Sunday, December 22, 2019

Hatsumode: A New Year Tradition in Japan

--Susan, every other Sunday

For my last post of the year, and my last in the 20-teens, I'm taking you into the future  . . . for a look at two of my (many) favorite Japanese traditions:

Kamado Jinja, in Kyushu, just after New Year 2019

Joya no Kane (除夜の鐘) and Hatsumode (初詣)

In Japan, New Year's Eve is not customarily celebrated with Bacchanalian revels and confetti. Instead, most people spend the evening at home (or eating out) with family, preparing to welcome the New Year--and all the potential promises it holds.

Sensoji, Tokyo's oldest Buddhist temple

As midnight approaches, people flood into the grounds of Buddhist temples across Japan. Precisely at midnight, the priests begin to run the enormous bronze bell(s) on the temple grounds. Each bell is run 108 times - one for each of the passions and desires that Buddhists believe bind people to this world, and prevent us from reaching enlightenment. The ringing also creates a bridge between the old year and the new.

Attending joya no kane is said to bring good fortune, and good health, in the year to come. It is also one of the many sacred rituals that mark the passage of time, the seasons, and life here in Japan.

One of many bells that will welcome the new year

On New Year's morning, Japanese families flock to Shinto shrines (and Buddhist temples) for hatsumode, the first shrine visit of the New Year.  Since January 1, 2, and 3 are holidays here in Japan, some people also visit on January 2 or 3 (and people actually make hatsumode visits to shrines and temples throughout the month of January, though traditionally you're supposed to do it during the first few days of the new year.)

Kamado Jinja, dressed in a fresh coat of snow for New Year

Most shrines offer special goshuin--stamps and calligraphy, placed in a special book called a goshuincho--on New Year's day, as well as hamaya, or "demon breaking arrows."

My hamaya from 2019 - the year of the Boar

Purchasing a hamaya, and displaying it in your home, is supposed to provide protection for your house and family during the year to come. The following January, you return the arrow to the shrine, where it is burned in a sacred fire.

Many shrines are located at the base of mountains; in most cases, there is also a shrine on the mountaintop.

Kamado Jinja, atop Mt. Homanzan

Those of us who like to climb will often make our hatsumode visit to a mountain shrine, and climb to the top before getting our goshuin and hamaya. 

A beautiful January morning on Mt.

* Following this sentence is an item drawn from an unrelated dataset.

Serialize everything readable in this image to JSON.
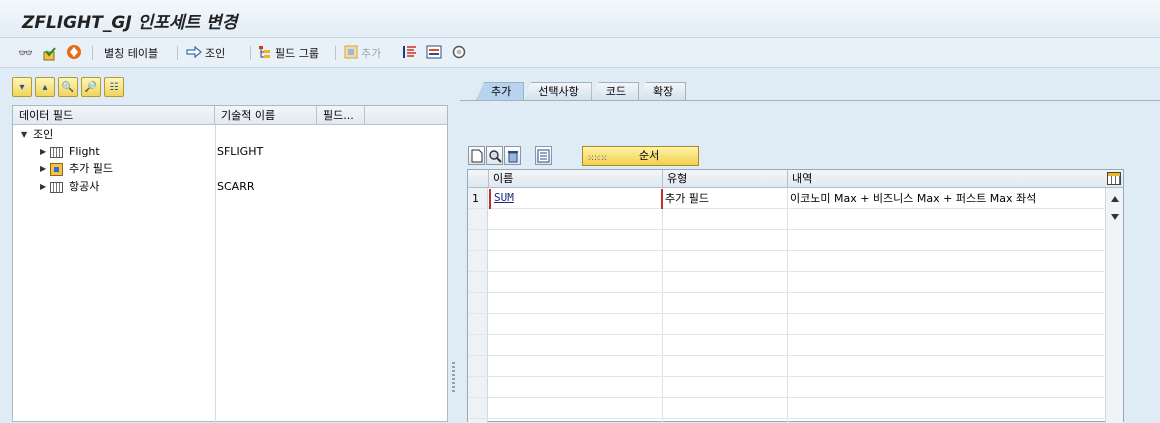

Homanzan

(There are a lot more people on the mountains in winter than you might think, though the vast majority do stay at the bottom.)

Happy New Year 2019!

This year's joya no kane and hatsumode will be particularly meaningful, as we send out 2019 and welcome 2020--the start of a whole new decade.

Ready to welcome 2020 - the year of the Mouse!

As it happens, they will have particular meaning for my family, because my parents, as well as my brother and his wife, are coming to spend the holidays in Japan, which means that--in accordance with Japanese tradition--I will have my entire extended family with me to welcome the New Year.

(Me, waiting for my family...)

I wish each and every one of you a happy, blessed and bright New Year, wherever you are and whatever your traditions.

What are your plans to welcome 2020?

1 comment:

  1. Barbara and I wish you and your wonderful family the happiest and healthiest of New Years in your adopted homeland! Barbara and I will be spending the time in Scottsdale...recovering from our wedding. Much love.